Cut back irrigation for maximum growth
GroGuards reduce water use
GroGuard vineguards substantially reduce vine water use.
Unirrigated establishment has proven very effective with GroGuards (See article: Unirrigated establishment in a drought: Growth of vines in their second leaf and trials with cuttings).
Because they reduce vine water use, GroGuards require a substantial reduction in irrigation rates. If irrigation is not reduced, the effects of overrigation – including reduced growth - may occur. These problems are most likely to occur in heavy soils, especially heavy plastic clays.
Overirrigation reduces water uptake and growth
Prolonged irrigation does not increase the amount of water available to the vine. It displaces more and more air from the rootzone, causing reduced water uptake and reduced growth.
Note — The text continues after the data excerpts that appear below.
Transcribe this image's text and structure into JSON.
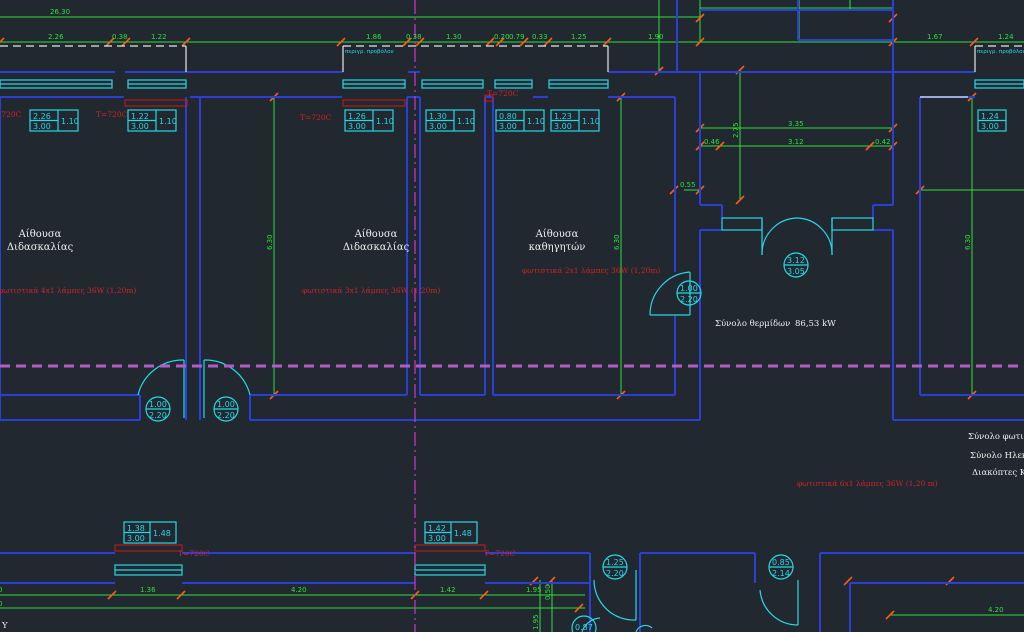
{
  "dimensions": {
    "top_total": "26.30",
    "row": [
      "2.26",
      "0.38",
      "1.22",
      "1.86",
      "0.38",
      "1.30",
      "0.20",
      "0.79",
      "0.33",
      "1.25",
      "1.90",
      "1.67",
      "1.24"
    ],
    "core_width": "3.35",
    "core_inner": "3.12",
    "core_side_left": "0.46",
    "core_side_right": "0.42",
    "core_height": "2.75",
    "door_gap": "0.55",
    "room_height": "6.30",
    "bottom_row": [
      "1.36",
      "4.20",
      "1.42",
      "1.95",
      "0.50",
      "4.20"
    ],
    "bottom_vertical": [
      "1.95",
      "0.50"
    ],
    "left_edge": "0",
    "left_edge2": "0"
  },
  "labels": {
    "facade_note": "περιγρ. προβόλου",
    "temp": "T=720C",
    "rooms": [
      {
        "line1": "Αίθουσα",
        "line2": "Διδασκαλίας"
      },
      {
        "line1": "Αίθουσα",
        "line2": "Διδασκαλίας"
      },
      {
        "line1": "Αίθουσα",
        "line2": "καθηγητών"
      }
    ],
    "lights": [
      "φωτιστικά 4x1 λάμπες 36W (1,20m)",
      "φωτιστικά 3x1 λάμπες 36W (1,20m)",
      "φωτιστικά 2x1 λάμπες 36W (1,20m)",
      "φωτιστικά 6x1 λάμπες 36W (1,20 m)"
    ],
    "total_heating": "Σύνολο θερμίδων",
    "total_heating_value": "86,53 kW",
    "right_notes": [
      "Σύνολο φωτι",
      "Σύνολο Ηλεκτ",
      "Διακόπτες ΚΙ"
    ],
    "y_mark": "Y"
  },
  "window_tags": [
    {
      "w": "2.26",
      "h": "3.00",
      "s": "1.10"
    },
    {
      "w": "1.22",
      "h": "3.00",
      "s": "1.10"
    },
    {
      "w": "1.26",
      "h": "3.00",
      "s": "1.10"
    },
    {
      "w": "1.30",
      "h": "3.00",
      "s": "1.10"
    },
    {
      "w": "0.80",
      "h": "3.00",
      "s": "1.10"
    },
    {
      "w": "1.23",
      "h": "3.00",
      "s": "1.10"
    },
    {
      "w": "1.24",
      "h": "3.00",
      "s": ""
    },
    {
      "w": "1.38",
      "h": "3.00",
      "s": "1.48"
    },
    {
      "w": "1.42",
      "h": "3.00",
      "s": "1.48"
    }
  ],
  "door_tags": [
    {
      "w": "1.00",
      "h": "2.20"
    },
    {
      "w": "1.00",
      "h": "2.20"
    },
    {
      "w": "1.00",
      "h": "2.20"
    },
    {
      "w": "3.12",
      "h": "3.05"
    },
    {
      "w": "1.25",
      "h": "2.20"
    },
    {
      "w": "0.85",
      "h": "2.14"
    },
    {
      "w": "0.87",
      "h": ""
    }
  ],
  "colors": {
    "background": "#212830",
    "walls": "#2a3fd6",
    "dimensions": "#2ee03a",
    "openings": "#27d8e6",
    "annotations": "#d02424",
    "dim_ticks": "#ff5a1a",
    "axis": "#d232d2"
  }
}
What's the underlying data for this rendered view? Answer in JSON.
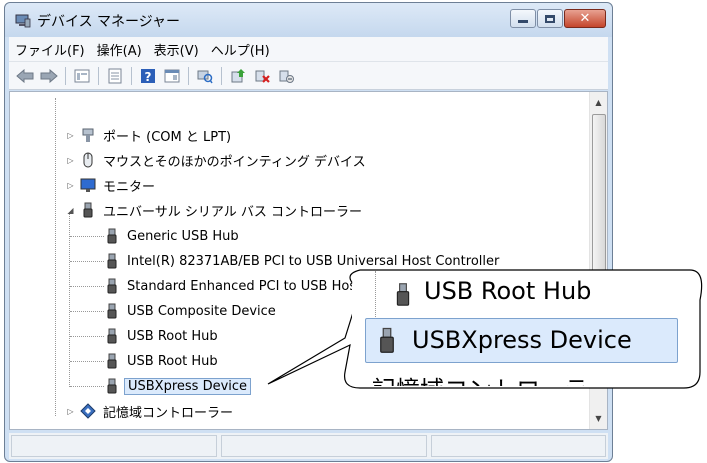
{
  "window": {
    "title": "デバイス マネージャー",
    "title_icon": "computer-manage-icon",
    "buttons": [
      "minimize",
      "maximize",
      "close"
    ]
  },
  "menubar": {
    "items": [
      {
        "label": "ファイル(F)"
      },
      {
        "label": "操作(A)"
      },
      {
        "label": "表示(V)"
      },
      {
        "label": "ヘルプ(H)"
      }
    ]
  },
  "toolbar": {
    "icons": [
      "back-arrow-icon",
      "forward-arrow-icon",
      "view-icon",
      "properties-icon",
      "help-icon",
      "view-details-icon",
      "scan-hardware-icon",
      "update-driver-icon",
      "uninstall-icon",
      "disable-icon"
    ]
  },
  "tree": {
    "ports": "ポート (COM と LPT)",
    "mouse": "マウスとそのほかのポインティング デバイス",
    "monitor": "モニター",
    "usb_controllers": "ユニバーサル シリアル バス コントローラー",
    "usb_children": [
      "Generic USB Hub",
      "Intel(R) 82371AB/EB PCI to USB Universal Host Controller",
      "Standard Enhanced PCI to USB Host Controller",
      "USB Composite Device",
      "USB Root Hub",
      "USB Root Hub",
      "USBXpress Device"
    ],
    "storage": "記憶域コントローラー",
    "selected_index": 6
  },
  "callout": {
    "line1": "USB Root Hub",
    "line2": "USBXpress Device",
    "line3": "記憶域コントローラー"
  },
  "colors": {
    "selection_bg": "#dbeafc",
    "selection_border": "#7da2ce",
    "close_button": "#c4452b"
  }
}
In severe cases, overirrigation causes spindly growth, shoot burn (because the vine cannot take up water) and even death.
Once overirrigated, it takes a considerable amount of time for some soils to dry out and let in enough air for normal water uptake and normal vine growth.
Signs of overirrigation
When overwatering occurs, the inside of the GroGuard is continually wet. Vine responses include spindly growth, shoot burn and greater risk of root rots depending on the severity of overwatering (See article: Root rots can stunt young grapevines).
Water only to the bottom of the rootzone
Water should be applied only when soil moisture measurements indicate a shortage in the rootzone.
Locating the bottom of the rootzone
Soil moisture sensors must be placed in the rootzone directly under the vine.
Immediately after planting, the bottom of the rootzone is at planting depth – exactly at the base of the vine. That is where the uppermost soil moisture sensor should be placed. Until root growth begins, irrigation should be turned off as soon as the wetted front arrives at this sensor.
As the vine grows, roots grow downwards at about the same rate as the shoot grows upwards. The exact depth of the rootzone can be established at any time by simply excavating one side of a vine with a spade and seeing where the roots have grown to.
Because the rootzone deepens as the season progresses, soil moisture sensors should be placed at intervals of about 30cm down to the bottom of the cultivated part of the rootzone (usually the bottom of the rip). This depth is best determined by a using a pentrometer.
Types of soil moisture sensor
GroGuard recommends fast acting, continuously monitored moisture sensors to ensure that irrigation is stopped as soon as the wetted from reaches the bottom of the rootzone. This saves water and reduces the period of time when the rootzone is saturated. The new CSIRO "Full Stop" wetted front detector serves well in this application.
Placement of drip emitters
Correct placement of drip emitters is important. Emitters should be placed so that the vine is on the fringe of the wetted zone so that rootzone waterlogging is minimised. Typically, that will be about 30cm to the side, but the exact distance should be established by digging around a dripper after a trial irrigation (prior to planting).
Short irrigations are best
With young vines, it is not necessary to make a continuous wetted band in the planting row. Furthermore, attempts to do so can result in serious overirrigation.
Irrigation cycles should be frequent (e.g. 2-3 times weekly) and brief (e.g. about an hour), rather than infrequent and long.
Short irrigations preserve soil structure and reduce waterlogging. This results in faster growth. Furthermore, short irrigations are usually all that is needed to wet to the bottom of the rootzone of a young vine, especially early in the season.